My synopsis would be that they have a device that makes a laser beam
version of static on the TV screen, and they've used the geometry of the
space to refine the focusing of the static so that it is less smeared out
or otherwise repetitive in time and for that reason less random. But
they're a ways off from truly having a device they can sell you or
something that is as fast as the headlines might claim.

Figure 2 in the paper shows the improvements in focusing of their speckle
pattern by tuning the shape of the cavity, which you can see pretty clearly
with your eyes without understanding too much of the underlying physics.
The 'quantum' buzzword may get thrown around, along with stimulated
emission. Because the laser is being reflected off of a material, atoms are
absorbing the light and then re-emitting the light (this is what reflection
is), and the exact timing of this is random. The reflecting laser light
interferes and produces a speckle pattern that is constantly shimmering and
changing due to the underlying quantum mechanical processes. This all seems
physically sound.

Figure 3 is giving you a picture of what their speckle pattern data might
look like, and how that changes over time.

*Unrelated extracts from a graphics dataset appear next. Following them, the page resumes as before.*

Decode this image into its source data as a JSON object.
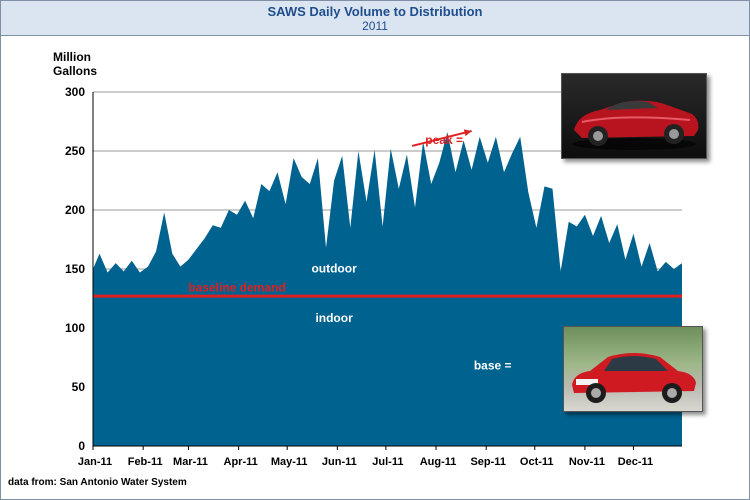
{
  "header": {
    "title": "SAWS Daily Volume to Distribution",
    "subtitle": "2011"
  },
  "source_note": "data from:  San Antonio Water System",
  "colors": {
    "area": "#00628f",
    "baseline": "#e02020",
    "grid": "#9a9a9a",
    "title": "#1f4e8c",
    "header_bg": "#dbe5f1"
  },
  "chart_data": {
    "type": "area",
    "ylabel": "Million\nGallons",
    "ylim": [
      0,
      300
    ],
    "yticks": [
      0,
      50,
      100,
      150,
      200,
      250,
      300
    ],
    "xticks": [
      "Jan-11",
      "Feb-11",
      "Mar-11",
      "Apr-11",
      "May-11",
      "Jun-11",
      "Jul-11",
      "Aug-11",
      "Sep-11",
      "Oct-11",
      "Nov-11",
      "Dec-11"
    ],
    "grid": true,
    "series": [
      {
        "name": "",
        "x_unit": "day of 2011",
        "x": [
          1,
          5,
          10,
          15,
          20,
          25,
          30,
          35,
          40,
          45,
          50,
          55,
          60,
          65,
          70,
          75,
          80,
          85,
          90,
          95,
          100,
          105,
          110,
          115,
          120,
          125,
          130,
          135,
          140,
          145,
          150,
          155,
          160,
          165,
          170,
          175,
          180,
          185,
          190,
          195,
          200,
          205,
          210,
          215,
          220,
          225,
          230,
          235,
          240,
          245,
          250,
          255,
          260,
          265,
          270,
          275,
          280,
          285,
          290,
          295,
          300,
          305,
          310,
          315,
          320,
          325,
          330,
          335,
          340,
          345,
          350,
          355,
          360,
          365
        ],
        "values": [
          150,
          163,
          147,
          155,
          148,
          157,
          147,
          152,
          165,
          198,
          163,
          152,
          158,
          167,
          176,
          187,
          185,
          200,
          196,
          208,
          193,
          222,
          216,
          232,
          205,
          244,
          228,
          222,
          244,
          168,
          225,
          246,
          185,
          250,
          207,
          251,
          186,
          252,
          218,
          247,
          202,
          258,
          222,
          240,
          266,
          232,
          259,
          234,
          262,
          240,
          262,
          232,
          248,
          262,
          215,
          185,
          220,
          218,
          148,
          190,
          186,
          196,
          178,
          195,
          172,
          188,
          158,
          180,
          152,
          172,
          148,
          156,
          150,
          155
        ]
      },
      {
        "name": "",
        "values": [
          127,
          127
        ]
      }
    ],
    "annotations": [
      {
        "text": "outdoor",
        "x": 150,
        "y": 147
      },
      {
        "text": "indoor",
        "x": 150,
        "y": 105
      },
      {
        "text": "baseline demand",
        "x": 90,
        "y": 131,
        "color": "red"
      },
      {
        "text": "peak =",
        "x": 218,
        "y": 256,
        "points_to": {
          "x": 235,
          "y": 267
        },
        "color": "red"
      },
      {
        "text": "base =",
        "x": 248,
        "y": 65
      }
    ]
  },
  "photos": [
    {
      "name": "peak-car-photo",
      "label": "red convertible sports car"
    },
    {
      "name": "base-car-photo",
      "label": "red compact sedan"
    }
  ]
}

Figure 4 is what I think might be of most interest to this group, in that
this is the roundup of the High-speed random bit generation data. Fig. 4A
has a pretty convincing signal to noise ratio, with the background in
black. Their indication of tau, the time resolution looks a little strange
to me, but I would agree that there is a real signal showing a spot getting
bright, then not bright, then brighter again. Fig. 4B is showing that they
don't actually have a symmetric distribution in the graph of the
probability density of the intensity (brightness), but if they instead look
at the differential intensity which looks at samples around that spot too,
then they do in fact have a symmetric graph. Fig. 4E is showing that they
get that bit back to where it was before in about 5 picoseconds, which
would get at a maximum speed limit for how fast this could work. Fig. 4F is
showing you the limitations to physical scale, which seems to suggest that
the channels need to be separated by about 1 micron, maybe a little less. I
find it important to note that these limitations are not being claimed to
have been met when actually recording data or engineering a device.

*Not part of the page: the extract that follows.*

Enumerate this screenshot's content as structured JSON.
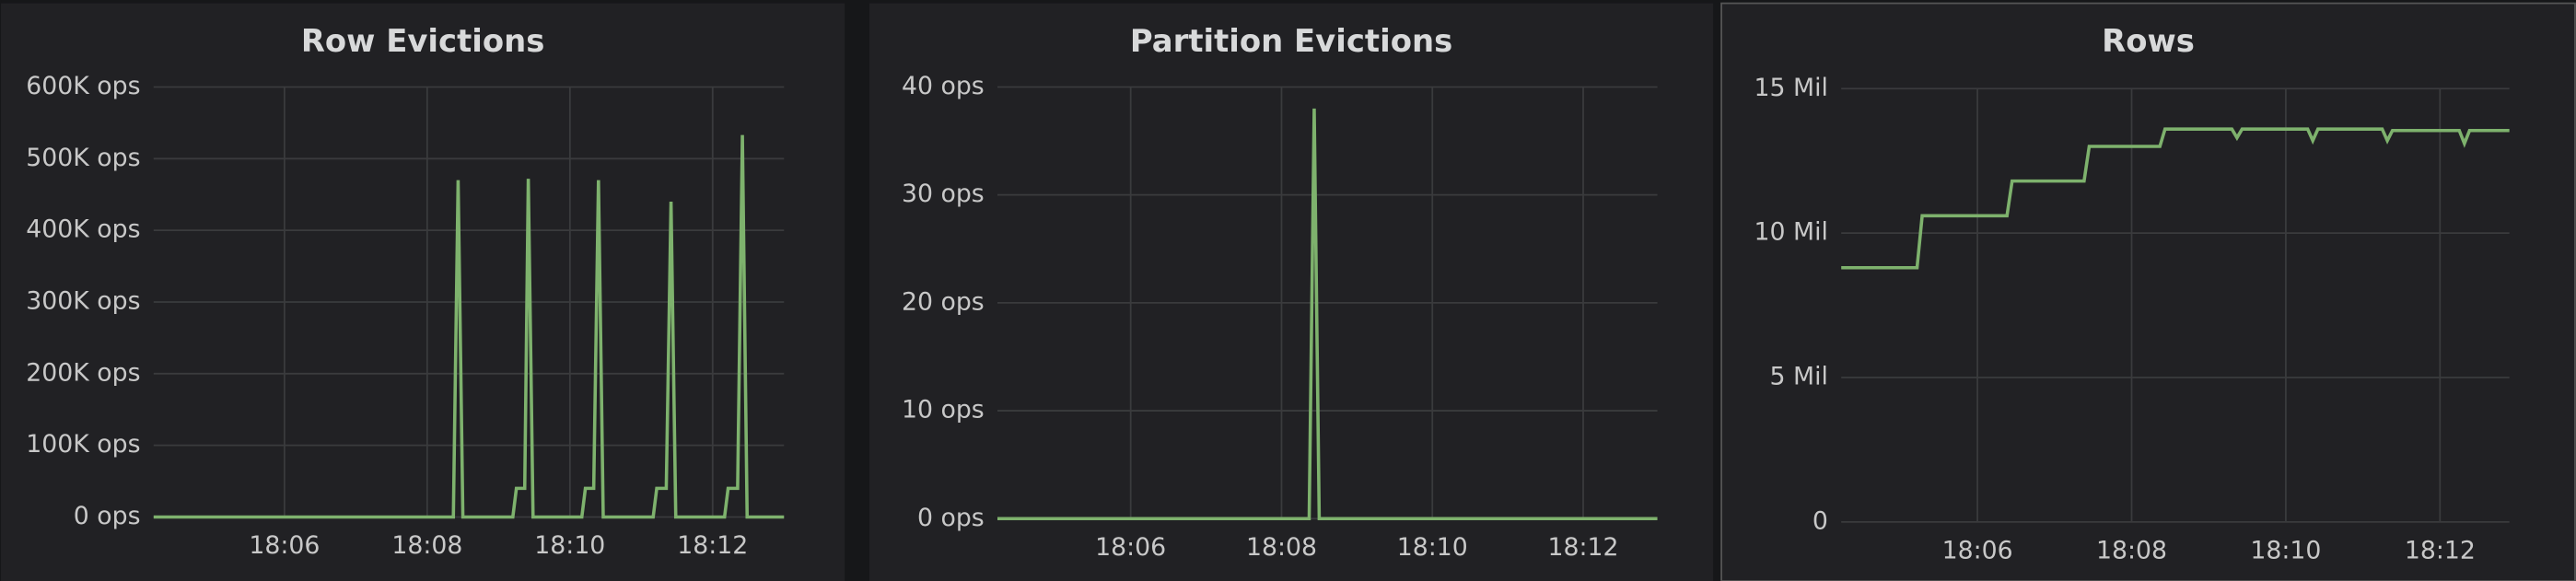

Finally, in the Discussion and Conclusions section, they get to the details
of what they have done in experiment, which is "parallel RBG in 243
channels with 820 Gb/s per channel." They go on to mention that they
anticipate a technological limitation in the photodetectors being able to
see fast enough to keep up with the actual physical phenomena of speckle
pattern laser show. They have ideas for how to make the most of this, but
that seems like something that would scale the cost. In this paper the
authors state that currently their random bit streams are generated by a
computer through off-line post-processing. Which I take to mean they get
pictures of the speckle pattern and then analyze them much more slowly.

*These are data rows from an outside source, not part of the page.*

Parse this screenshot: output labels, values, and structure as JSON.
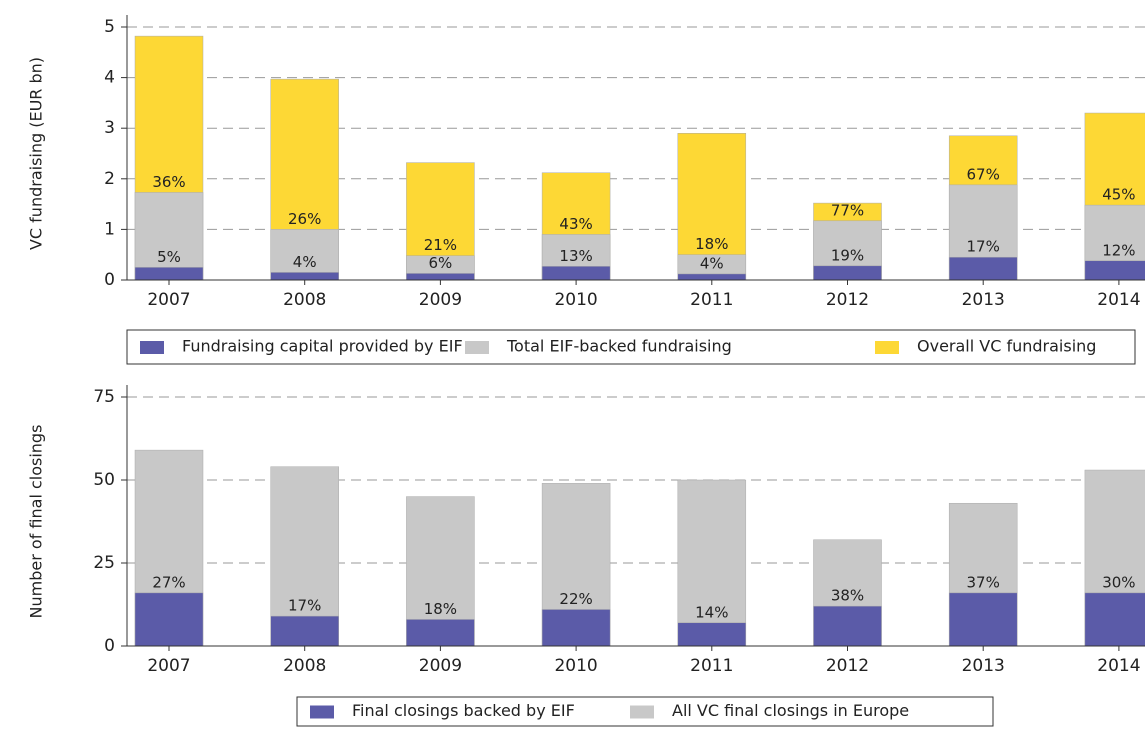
{
  "chart_data": [
    {
      "type": "bar",
      "y_label": "VC fundraising (EUR bn)",
      "categories": [
        "2007",
        "2008",
        "2009",
        "2010",
        "2011",
        "2012",
        "2013",
        "2014"
      ],
      "series": [
        {
          "name": "Fundraising capital provided by EIF",
          "color": "#5b5ba8",
          "values": [
            0.25,
            0.15,
            0.13,
            0.27,
            0.12,
            0.28,
            0.45,
            0.38
          ],
          "labels": [
            "5%",
            "4%",
            "6%",
            "13%",
            "4%",
            "19%",
            "17%",
            "12%"
          ]
        },
        {
          "name": "Total EIF-backed fundraising",
          "color": "#c8c8c8",
          "values": [
            1.73,
            1.0,
            0.48,
            0.9,
            0.5,
            1.17,
            1.88,
            1.48
          ],
          "labels": [
            "36%",
            "26%",
            "21%",
            "43%",
            "18%",
            "77%",
            "67%",
            "45%"
          ]
        },
        {
          "name": "Overall VC fundraising",
          "color": "#fdd835",
          "values": [
            4.82,
            3.97,
            2.32,
            2.12,
            2.9,
            1.52,
            2.85,
            3.3
          ]
        }
      ],
      "ylim": [
        0,
        5
      ],
      "yticks": [
        0,
        1,
        2,
        3,
        4,
        5
      ],
      "grid": true
    },
    {
      "type": "bar",
      "y_label": "Number of final closings",
      "categories": [
        "2007",
        "2008",
        "2009",
        "2010",
        "2011",
        "2012",
        "2013",
        "2014"
      ],
      "series": [
        {
          "name": "Final closings backed by EIF",
          "color": "#5b5ba8",
          "values": [
            16,
            9,
            8,
            11,
            7,
            12,
            16,
            16
          ],
          "labels": [
            "27%",
            "17%",
            "18%",
            "22%",
            "14%",
            "38%",
            "37%",
            "30%"
          ]
        },
        {
          "name": "All VC final closings in Europe",
          "color": "#c8c8c8",
          "values": [
            59,
            54,
            45,
            49,
            50,
            32,
            43,
            53
          ]
        }
      ],
      "ylim": [
        0,
        75
      ],
      "yticks": [
        0,
        25,
        50,
        75
      ],
      "grid": true
    }
  ]
}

It's nice that this paper also includes a healthy supplemental section with
technical details on their device and its testing. I don't have much
experience with the kind of streak camera that they mention using, nor what
kind of photodetectors might be of use in a consumer device that the
phys.org article is hyping in our imaginations. Other experts may be
interested in the final section, S.7 NIST randomness test where they show
the results of using the NIST SP800-22 Random Bit Generator test suite
(Fig. S13.B). This is not my usual cup of tea :)

Many thanks to the members of the list for the interesting information, and
apologies for any mistakes or misunderstandings.